A short while later, co-workers heard the sound of a piece of wood falling. Upon investigation, they found the victim lying on the concrete floor of the structure bleeding from injuries to the right side of his forehead. The victim was conscious and one co-worker provided first aid while another notified the superintendent, who immediately called for emergency services. Local fire department personnel responded within 6 minutes of notification and, upon evaluating the situation, called for a trauma transport unit. Emergency medical service (EMS) personnel stabilized the victim’s head, took vital readings, did a spinal immobilization, provided oxygen, and prepared for transportation by helicopter. A medical helicopter transported the victim to the trauma unit of an area hospital. The victim died in the hospital 6 days after the incident.

There were no eyewitnesses to the incident. Investigation of the scene after the incident revealed that the nails had been removed from one side of a 4-foot by 8-foot sheet of 5/8-inch plywood that was placed over a 37-inch by 67-inch roof opening for a heating, ventilation, and air conditioning unit. The victim apparently removed the nails from one side of the plywood cover so that he could drop an electric cord down to the floor where power outlets were available. He apparently knelt down and leaned into the opening with the plywood resting on his back in order to look for somebody to plug the cord into an electrical outlet. While kneeling, the victim either lost his balance or the weight of the plywood caused him to fall headfirst onto the concrete floor below.


The medical examiner’s report has not yet been received; presumably, multiple traumatic injuries resulting from the fall caused his death.


Recommendation #1: During planning for any job, consideration should be given to providing temporary power to locations where powered tools will be needed.

Discussion: The job planning should have identified that electrically-powered tools would be needed to work on the roof. Provisions should have been made to provide temporary electrical outlets on the roof at several locations. This would have eliminated the need to drop a cord down through an opening and could have prevented this incident.

Also, the installation of temporary power on the roof would allow management to establish specific tool use areas. Minimizing the number and length of electrical cords at worksite locations minimizes the creation of tripping hazards, and the potential that insulation on the electrical cords might be damaged, possibly leading to electrical shock hazards.

Recommendation #2: Warning signs should be present on all roof covers.
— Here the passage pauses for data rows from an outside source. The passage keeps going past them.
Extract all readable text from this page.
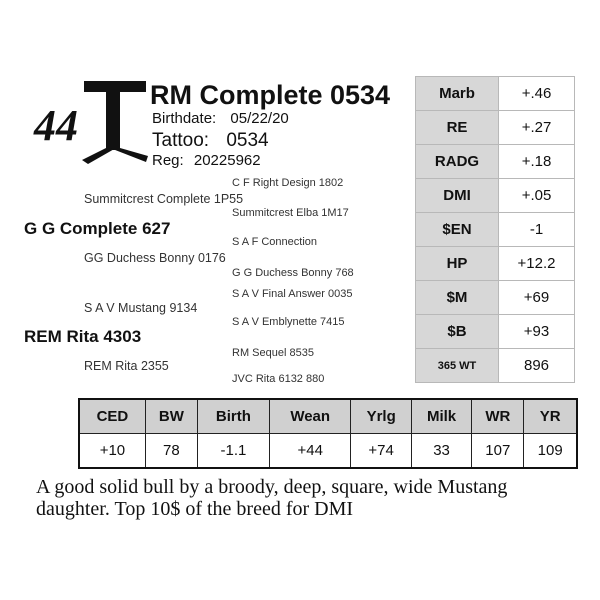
44
RM Complete 0534
Birthdate: 05/22/20
Tattoo: 0534
Reg: 20225962
C F Right Design 1802
Summitcrest Complete 1P55
Summitcrest Elba 1M17
G G Complete 627
S A F Connection
GG Duchess Bonny 0176
G G Duchess Bonny 768
S A V Final Answer 0035
S A V Mustang 9134
S A V Emblynette 7415
REM Rita 4303
RM Sequel 8535
REM Rita 2355
JVC Rita 6132 880
Marb	+.46
RE	+.27
RADG	+.18
DMI	+.05
$EN	-1
HP	+12.2
$M	+69
$B	+93
365 WT	896
CED	BW	Birth	Wean	Yrlg	Milk	WR	YR
+10	78	-1.1	+44	+74	33	107	109
A good solid bull by a broody, deep, square, wide Mustang daughter. Top 10$ of the breed for DMI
Discussion: The cover should have been affixed with a warning sign indicating that the plywood sheet was covering an opening and should not be removed without the job superintendent’s permission. The victim obviously knew there was an opening below the plywood since he was attempting to provide electric power to the roof by dropping a cord through the opening. A warning sign might have made him stop to evaluate if there was a safer place to drop the electric cord down to the ground floor.

Recommendation #3: The company should develop and implement an active safety program.
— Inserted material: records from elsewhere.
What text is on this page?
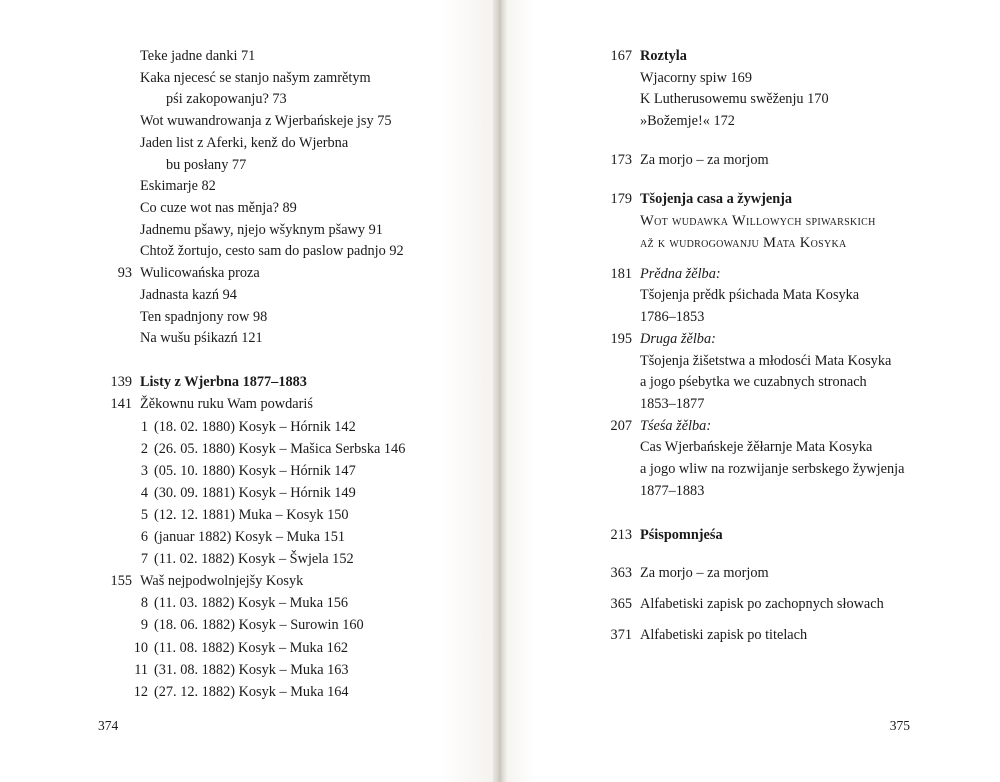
Teke jadne danki 71
Kaka njecesć se stanjo našym zamrětym
pśi zakopowanju? 73
Wot wuwandrowanja z Wjerbańskeje jsy 75
Jaden list z Aferki, kenž do Wjerbna
bu posłany 77
Eskimarje 82
Co cuze wot nas měnja? 89
Jadnemu pšawy, njejo wšyknym pšawy 91
Chtož žortujo, cesto sam do paslow padnjo 92
93 Wulicowańska proza
Jadnasta kazń 94
Ten spadnjony row 98
Na wušu pśikazń 121
139 Listy z Wjerbna 1877–1883
141 Žěkownu ruku Wam powdariś
1 (18. 02. 1880) Kosyk – Hórnik 142
2 (26. 05. 1880) Kosyk – Mašica Serbska 146
3 (05. 10. 1880) Kosyk – Hórnik 147
4 (30. 09. 1881) Kosyk – Hórnik 149
5 (12. 12. 1881) Muka – Kosyk 150
6 (januar 1882) Kosyk – Muka 151
7 (11. 02. 1882) Kosyk – Šwjela 152
155 Waš nejpodwolnjejšy Kosyk
8 (11. 03. 1882) Kosyk – Muka 156
9 (18. 06. 1882) Kosyk – Surowin 160
10 (11. 08. 1882) Kosyk – Muka 162
11 (31. 08. 1882) Kosyk – Muka 163
12 (27. 12. 1882) Kosyk – Muka 164
374
167 Roztyla
Wjacorny spiw 169
K Lutherusowemu swěženju 170
»Božemje!« 172
173 Za morjo – za morjom
179 Tšojenja casa a žywjenja
Wot wudawka Willowych spiwarskich
až k wudrogowanju Mata Kosyka
181 Prědna žělba:
Tšojenja prědk pśichada Mata Kosyka
1786–1853
195 Druga žělba:
Tšojenja žišetstwa a młodosći Mata Kosyka
a jogo pśebytka we cuzabnych stronach
1853–1877
207 Tśeśa žělba:
Cas Wjerbańskeje žěłarnje Mata Kosyka
a jogo wliw na rozwijanje serbskego žywjenja
1877–1883
213 Pśispomnjeśa
363 Za morjo – za morjom
365 Alfabetiski zapisk po zachopnych słowach
371 Alfabetiski zapisk po titelach
375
Discussion: The company has no active safety program. The job superintendent indicated that he had not had a safety meeting in over a year. The company should implement a safety training program in compliance with CFR 1926.21(b)(2), which requires employers to instruct all employees in the recognition and avoidance of unsafe conditions that could lead to injury.
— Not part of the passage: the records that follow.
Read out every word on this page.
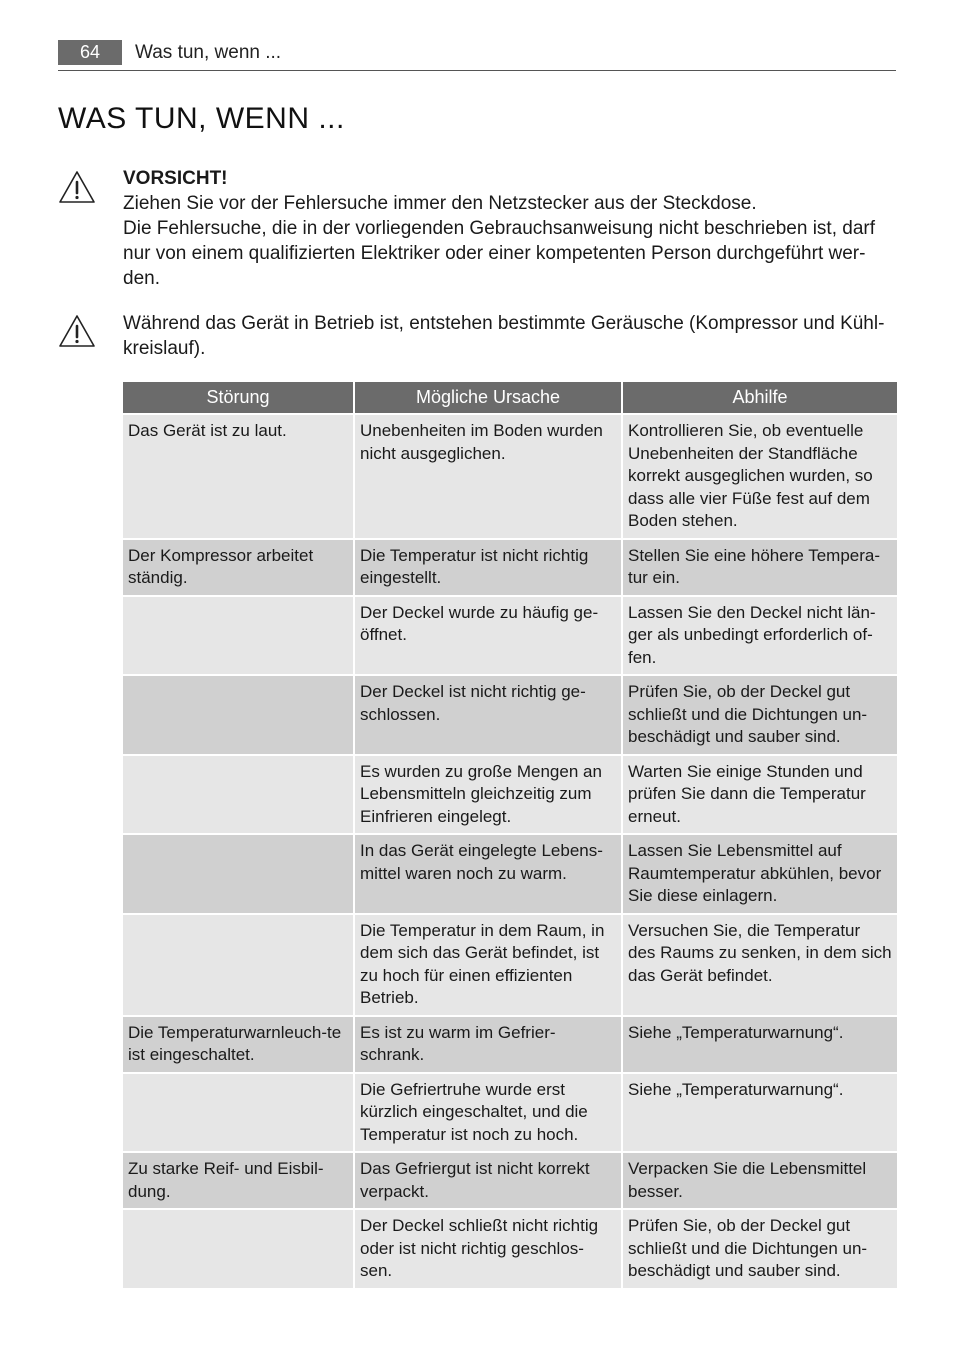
64	Was tun, wenn ...
WAS TUN, WENN ...
VORSICHT!
Ziehen Sie vor der Fehlersuche immer den Netzstecker aus der Steckdose.
Die Fehlersuche, die in der vorliegenden Gebrauchsanweisung nicht beschrieben ist, darf
nur von einem qualifizierten Elektriker oder einer kompetenten Person durchgeführt wer-
den.
Während das Gerät in Betrieb ist, entstehen bestimmte Geräusche (Kompressor und Kühl-
kreislauf).
Störung	Mögliche Ursache	Abhilfe
Das Gerät ist zu laut.	Unebenheiten im Boden wurden nicht ausgeglichen.	Kontrollieren Sie, ob eventuelle Unebenheiten der Standfläche korrekt ausgeglichen wurden, so dass alle vier Füße fest auf dem Boden stehen.
Der Kompressor arbeitet ständig.	Die Temperatur ist nicht richtig eingestellt.	Stellen Sie eine höhere Tempera-tur ein.
	Der Deckel wurde zu häufig ge-öffnet.	Lassen Sie den Deckel nicht län-ger als unbedingt erforderlich of-fen.
	Der Deckel ist nicht richtig ge-schlossen.	Prüfen Sie, ob der Deckel gut schließt und die Dichtungen un-beschädigt und sauber sind.
	Es wurden zu große Mengen an Lebensmitteln gleichzeitig zum Einfrieren eingelegt.	Warten Sie einige Stunden und prüfen Sie dann die Temperatur erneut.
	In das Gerät eingelegte Lebens-mittel waren noch zu warm.	Lassen Sie Lebensmittel auf Raumtemperatur abkühlen, bevor Sie diese einlagern.
	Die Temperatur in dem Raum, in dem sich das Gerät befindet, ist zu hoch für einen effizienten Betrieb.	Versuchen Sie, die Temperatur des Raums zu senken, in dem sich das Gerät befindet.
Die Temperaturwarnleuch-te ist eingeschaltet.	Es ist zu warm im Gefrier-schrank.	Siehe „Temperaturwarnung“.
	Die Gefriertruhe wurde erst kürzlich eingeschaltet, und die Temperatur ist noch zu hoch.	Siehe „Temperaturwarnung“.
Zu starke Reif- und Eisbil-dung.	Das Gefriergut ist nicht korrekt verpackt.	Verpacken Sie die Lebensmittel besser.
	Der Deckel schließt nicht richtig oder ist nicht richtig geschlos-sen.	Prüfen Sie, ob der Deckel gut schließt und die Dichtungen un-beschädigt und sauber sind.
Areas that the safety program should cover include:

  • Housekeeping (The housekeeping in the building was poor.)
  • Hazard recognition. (An employee without a hard hat was cleaning up trash immediately below workers on the roof.)
  • Fall protection (A carpenter was working 15 feet above the ground without any fall protection equipment.)
  • Ladder safety (A ladder that was used to access the roof did not extend 3 feet above the roof and was tied off with a piece of scrap binder twine.)